I’m attempting to use the pretrained EN-DE model at the top of http://opennmt.net/Models-py/ .
While I can see something working with the DE-EN model on the same page, the same procedure does not work for the EN-DE model - translations are seemingly unrelated to the input.
For reference, I’m using the following commandline:
python3 translate.py -model averaged-10-epoch.pt -src ../models/en.txt -output pred.txt -verbose with a git checkout from today (2018-04-12). For example I get

SENT 1: ('The', 'worst', 'discovery', 'was', 'the', 'fact', 'that', 'in', 'one', 'tenth', 'of', 'households', 'people', 'do', 'not', 'have', 'breakfast', 'at', 'all', '.')
PRED 1: ▁Das ▁Ganze ▁ist ▁einzigartig .
PRED AVG SCORE: -2.5754, PRED PPL: 13.1367

Is there something obvious I am missing? I would appreciate if you had a hint for me.

Best regards

Thomas


(Guillaume Klein) #2

Hello,

Looks like the SentencePiece model required to tokenize the input text is missing from the model package. We will reupload it.

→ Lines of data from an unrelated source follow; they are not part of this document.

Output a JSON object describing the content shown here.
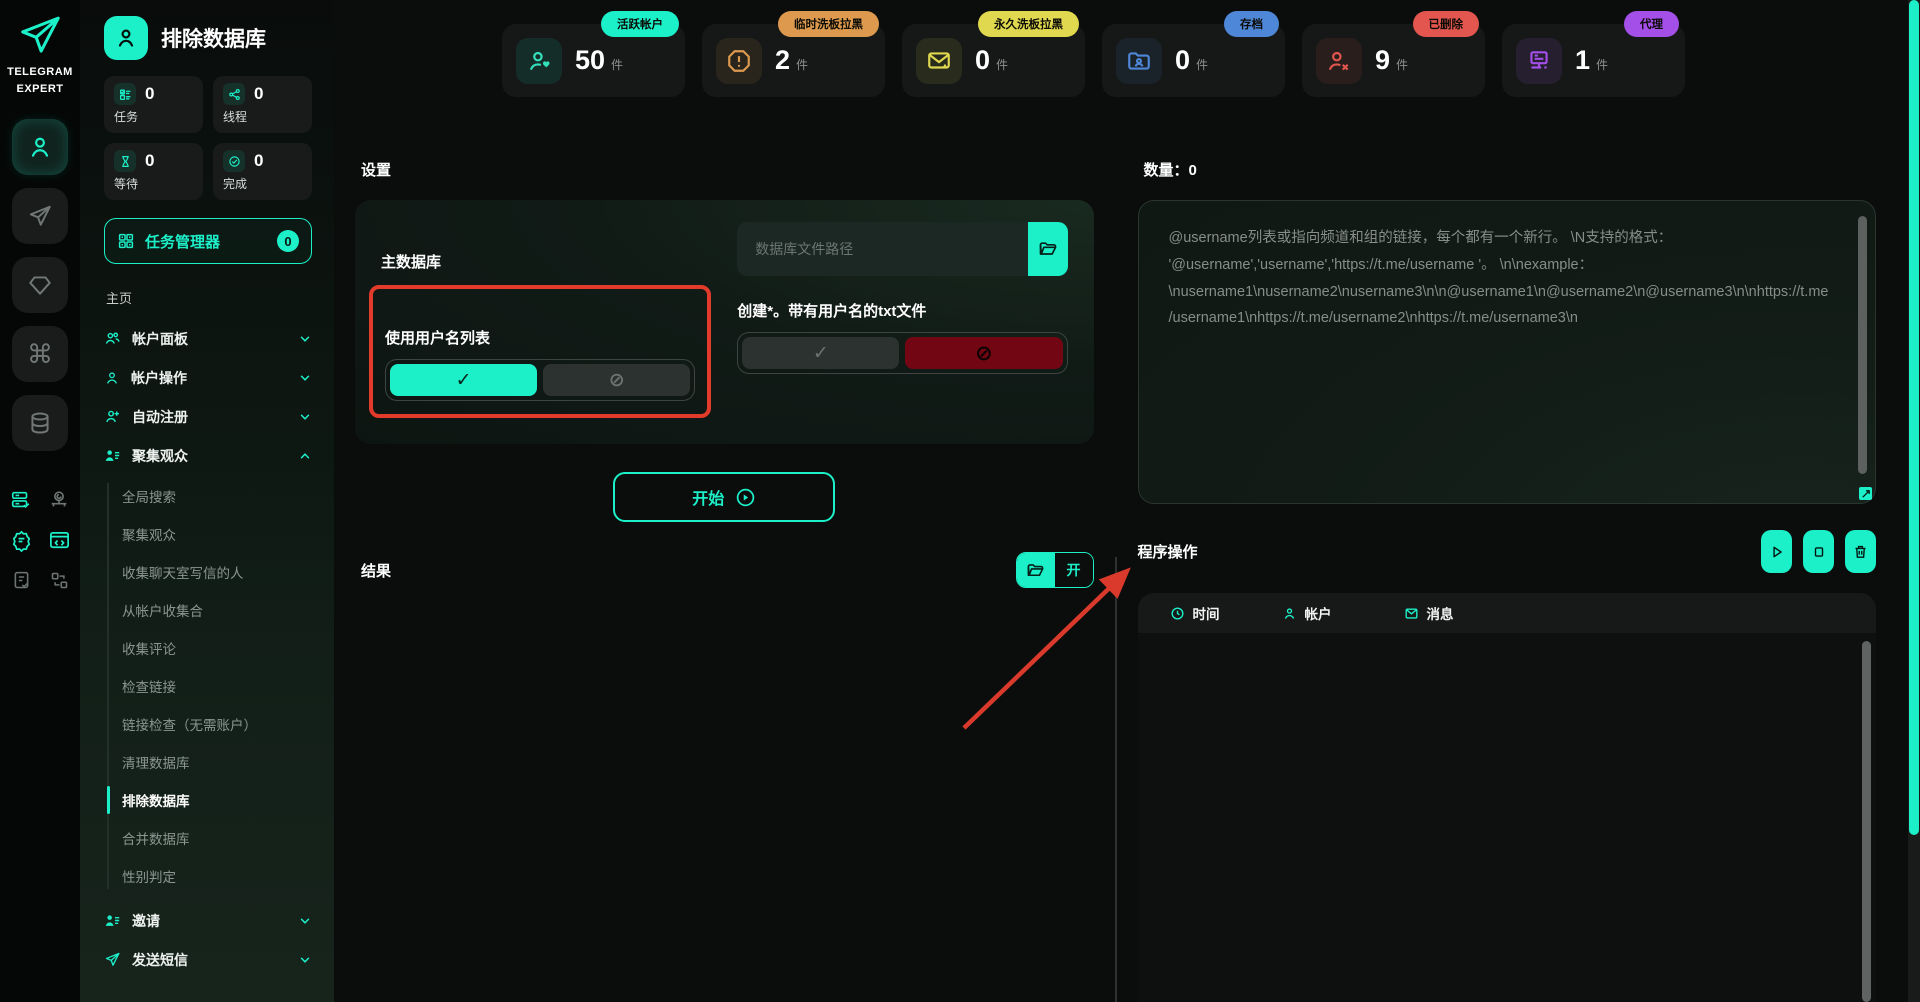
{
  "brand": {
    "line1": "TELEGRAM",
    "line2": "EXPERT"
  },
  "colors": {
    "accent": "#1cf0c9",
    "highlight_box": "#e23b2c",
    "arrow": "#d93a2c"
  },
  "rail": {
    "icons": [
      "user-icon",
      "send-icon",
      "diamond-icon",
      "command-icon",
      "database-icon"
    ],
    "command_glyph": "⌘",
    "footer_icons": [
      "server-check-icon",
      "user-network-icon",
      "gear-chat-icon",
      "browser-code-icon",
      "document-check-icon",
      "swap-icon"
    ]
  },
  "sidebar": {
    "title": "排除数据库",
    "mini_stats": [
      {
        "label": "任务",
        "value": "0",
        "icon": "tasks-icon"
      },
      {
        "label": "线程",
        "value": "0",
        "icon": "threads-icon"
      },
      {
        "label": "等待",
        "value": "0",
        "icon": "hourglass-icon"
      },
      {
        "label": "完成",
        "value": "0",
        "icon": "check-circle-icon"
      }
    ],
    "task_manager": {
      "label": "任务管理器",
      "badge": "0"
    },
    "home": "主页",
    "groups": [
      {
        "label": "帐户面板",
        "icon": "users-icon"
      },
      {
        "label": "帐户操作",
        "icon": "user-icon"
      },
      {
        "label": "自动注册",
        "icon": "user-plus-icon"
      },
      {
        "label": "聚集观众",
        "icon": "user-list-icon",
        "expanded": true
      },
      {
        "label": "邀请",
        "icon": "user-list-icon"
      },
      {
        "label": "发送短信",
        "icon": "send-icon"
      }
    ],
    "submenu": [
      "全局搜索",
      "聚集观众",
      "收集聊天室写信的人",
      "从帐户收集合",
      "收集评论",
      "检查链接",
      "链接检查（无需账户）",
      "清理数据库",
      "排除数据库",
      "合并数据库",
      "性别判定"
    ],
    "active_item": "排除数据库"
  },
  "top_stats": [
    {
      "badge": "活跃帐户",
      "value": "50",
      "unit": "件",
      "color": "#1cf0c9",
      "icon": "user-heart-icon"
    },
    {
      "badge": "临时洗板拉黑",
      "value": "2",
      "unit": "件",
      "color": "#dd9a4e",
      "icon": "warning-octagon-icon"
    },
    {
      "badge": "永久洗板拉黑",
      "value": "0",
      "unit": "件",
      "color": "#e0d84f",
      "icon": "mail-warning-icon"
    },
    {
      "badge": "存档",
      "value": "0",
      "unit": "件",
      "color": "#4f87d8",
      "icon": "folder-user-icon"
    },
    {
      "badge": "已删除",
      "value": "9",
      "unit": "件",
      "color": "#e2564f",
      "icon": "user-x-icon"
    },
    {
      "badge": "代理",
      "value": "1",
      "unit": "件",
      "color": "#a44fe8",
      "icon": "proxy-server-icon"
    }
  ],
  "settings": {
    "section_title": "设置",
    "main_db_label": "主数据库",
    "use_username_list_label": "使用用户名列表",
    "db_path_placeholder": "数据库文件路径",
    "create_txt_label": "创建*。带有用户名的txt文件",
    "check_glyph": "✓",
    "prohibit_glyph": "⊘",
    "start_label": "开始"
  },
  "results": {
    "section_title": "结果",
    "open_label": "开"
  },
  "right_panel": {
    "quantity_label": "数量：0",
    "textarea_placeholder": "@username列表或指向频道和组的链接，每个都有一个新行。 \\N支持的格式： '@username','username','https://t.me/username '。 \\n\\nexample： \\nusername1\\nusername2\\nusername3\\n\\n@username1\\n@username2\\n@username3\\n\\nhttps://t.me/username1\\nhttps://t.me/username2\\nhttps://t.me/username3\\n",
    "program_ops_label": "程序操作",
    "ops_buttons": [
      "play-icon",
      "stop-icon",
      "trash-icon"
    ],
    "table_headers": [
      {
        "label": "时间",
        "icon": "clock-icon"
      },
      {
        "label": "帐户",
        "icon": "user-icon"
      },
      {
        "label": "消息",
        "icon": "mail-icon"
      }
    ]
  }
}
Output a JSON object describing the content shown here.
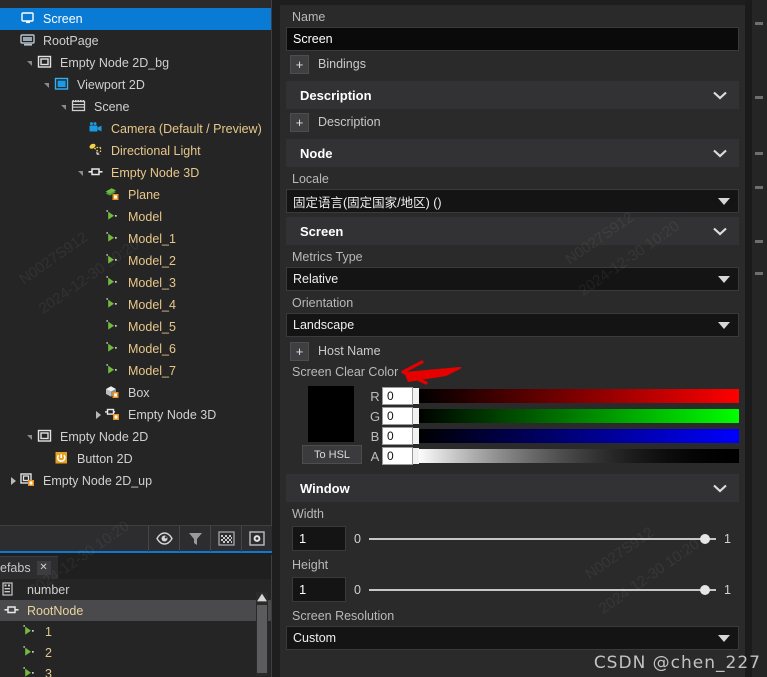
{
  "scene_tree": {
    "rows": [
      {
        "label": "Screen",
        "depth": 0,
        "icon": "screen-icon",
        "toggle": "none",
        "selected": true,
        "color": "white"
      },
      {
        "label": "RootPage",
        "depth": 0,
        "icon": "page-icon",
        "toggle": "none",
        "selected": false,
        "color": "default"
      },
      {
        "label": "Empty Node 2D_bg",
        "depth": 1,
        "icon": "node2d-icon",
        "toggle": "down",
        "selected": false,
        "color": "default"
      },
      {
        "label": "Viewport 2D",
        "depth": 2,
        "icon": "viewport-icon",
        "toggle": "down",
        "selected": false,
        "color": "default"
      },
      {
        "label": "Scene",
        "depth": 3,
        "icon": "scene-icon",
        "toggle": "down",
        "selected": false,
        "color": "default"
      },
      {
        "label": "Camera (Default / Preview)",
        "depth": 4,
        "icon": "camera-icon",
        "toggle": "none",
        "selected": false,
        "color": "amber"
      },
      {
        "label": "Directional Light",
        "depth": 4,
        "icon": "light-icon",
        "toggle": "none",
        "selected": false,
        "color": "amber"
      },
      {
        "label": "Empty Node 3D",
        "depth": 4,
        "icon": "node3d-icon",
        "toggle": "down",
        "selected": false,
        "color": "amber"
      },
      {
        "label": "Plane",
        "depth": 5,
        "icon": "plane-icon",
        "toggle": "none",
        "selected": false,
        "color": "amber"
      },
      {
        "label": "Model",
        "depth": 5,
        "icon": "model-icon",
        "toggle": "none",
        "selected": false,
        "color": "amber"
      },
      {
        "label": "Model_1",
        "depth": 5,
        "icon": "model-icon",
        "toggle": "none",
        "selected": false,
        "color": "amber"
      },
      {
        "label": "Model_2",
        "depth": 5,
        "icon": "model-icon",
        "toggle": "none",
        "selected": false,
        "color": "amber"
      },
      {
        "label": "Model_3",
        "depth": 5,
        "icon": "model-icon",
        "toggle": "none",
        "selected": false,
        "color": "amber"
      },
      {
        "label": "Model_4",
        "depth": 5,
        "icon": "model-icon",
        "toggle": "none",
        "selected": false,
        "color": "amber"
      },
      {
        "label": "Model_5",
        "depth": 5,
        "icon": "model-icon",
        "toggle": "none",
        "selected": false,
        "color": "amber"
      },
      {
        "label": "Model_6",
        "depth": 5,
        "icon": "model-icon",
        "toggle": "none",
        "selected": false,
        "color": "amber"
      },
      {
        "label": "Model_7",
        "depth": 5,
        "icon": "model-icon",
        "toggle": "none",
        "selected": false,
        "color": "amber"
      },
      {
        "label": "Box",
        "depth": 5,
        "icon": "box-icon",
        "toggle": "none",
        "selected": false,
        "color": "default"
      },
      {
        "label": "Empty Node 3D",
        "depth": 5,
        "icon": "node3d-prefab-icon",
        "toggle": "right",
        "selected": false,
        "color": "default"
      },
      {
        "label": "Empty Node 2D",
        "depth": 1,
        "icon": "node2d-icon",
        "toggle": "down",
        "selected": false,
        "color": "default"
      },
      {
        "label": "Button 2D",
        "depth": 2,
        "icon": "button2d-icon",
        "toggle": "none",
        "selected": false,
        "color": "default"
      },
      {
        "label": "Empty Node 2D_up",
        "depth": 0,
        "icon": "node2d-prefab-icon",
        "toggle": "right",
        "selected": false,
        "color": "default"
      }
    ],
    "toolbar": [
      {
        "name": "eye-icon",
        "title": "Visibility"
      },
      {
        "name": "filter-icon",
        "title": "Filter"
      },
      {
        "name": "grid-icon",
        "title": "Grid"
      },
      {
        "name": "target-icon",
        "title": "Target"
      }
    ]
  },
  "prefabs": {
    "tab_label": "efabs",
    "tab_close": "✕",
    "header_label": "number",
    "rows": [
      {
        "label": "RootNode",
        "icon": "node3d-icon",
        "selected": true,
        "indent": 0
      },
      {
        "label": "1",
        "icon": "model-icon",
        "selected": false,
        "indent": 1
      },
      {
        "label": "2",
        "icon": "model-icon",
        "selected": false,
        "indent": 1
      },
      {
        "label": "3",
        "icon": "model-icon",
        "selected": false,
        "indent": 1
      }
    ]
  },
  "properties": {
    "name_label": "Name",
    "name_value": "Screen",
    "bindings_label": "Bindings",
    "bindings_plus": "+",
    "sections": {
      "description": "Description",
      "node": "Node",
      "screen": "Screen",
      "window": "Window"
    },
    "description_plus_label": "Description",
    "description_plus": "+",
    "locale_label": "Locale",
    "locale_value": "固定语言(固定国家/地区) ()",
    "metrics_type_label": "Metrics Type",
    "metrics_type_value": "Relative",
    "orientation_label": "Orientation",
    "orientation_value": "Landscape",
    "host_name_label": "Host Name",
    "host_name_plus": "+",
    "clear_color_label": "Screen Clear Color",
    "to_hsl_label": "To HSL",
    "channels": [
      {
        "name": "R",
        "value": "0"
      },
      {
        "name": "G",
        "value": "0"
      },
      {
        "name": "B",
        "value": "0"
      },
      {
        "name": "A",
        "value": "0"
      }
    ],
    "swatch_color": "#000000",
    "width_label": "Width",
    "width_value": "1",
    "width_min": "0",
    "width_max": "1",
    "height_label": "Height",
    "height_value": "1",
    "height_min": "0",
    "height_max": "1",
    "screen_resolution_label": "Screen Resolution",
    "screen_resolution_value": "Custom"
  },
  "watermarks": {
    "bottom_right": "CSDN @chen_227",
    "diag_1": "N0027S912",
    "diag_2": "2024-12-30 10:20"
  },
  "colors": {
    "accent": "#0a7bd4",
    "panel_bg": "#2a2a2b",
    "tree_bg": "#252526",
    "amber_text": "#e8c88a"
  }
}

In the meantime, you can download the SentencePiece model separately and apply it on your test file. See:


(Tomas V) #3

Thank you, Guillaume!

Best regards

Thomas


(Tomas V) #4

This worked very well, thank you!
For those following this: The sentencepiece model is actually a bzip2-compressed tar even if the extension is tar.gz. tar xf <file> will do the right thing.

Best regards

Thomas


(Guillaume Klein) #5

Thanks for pointing this out. I fixed the archive type.

I also updated the main model package to contain the SentencePiece model.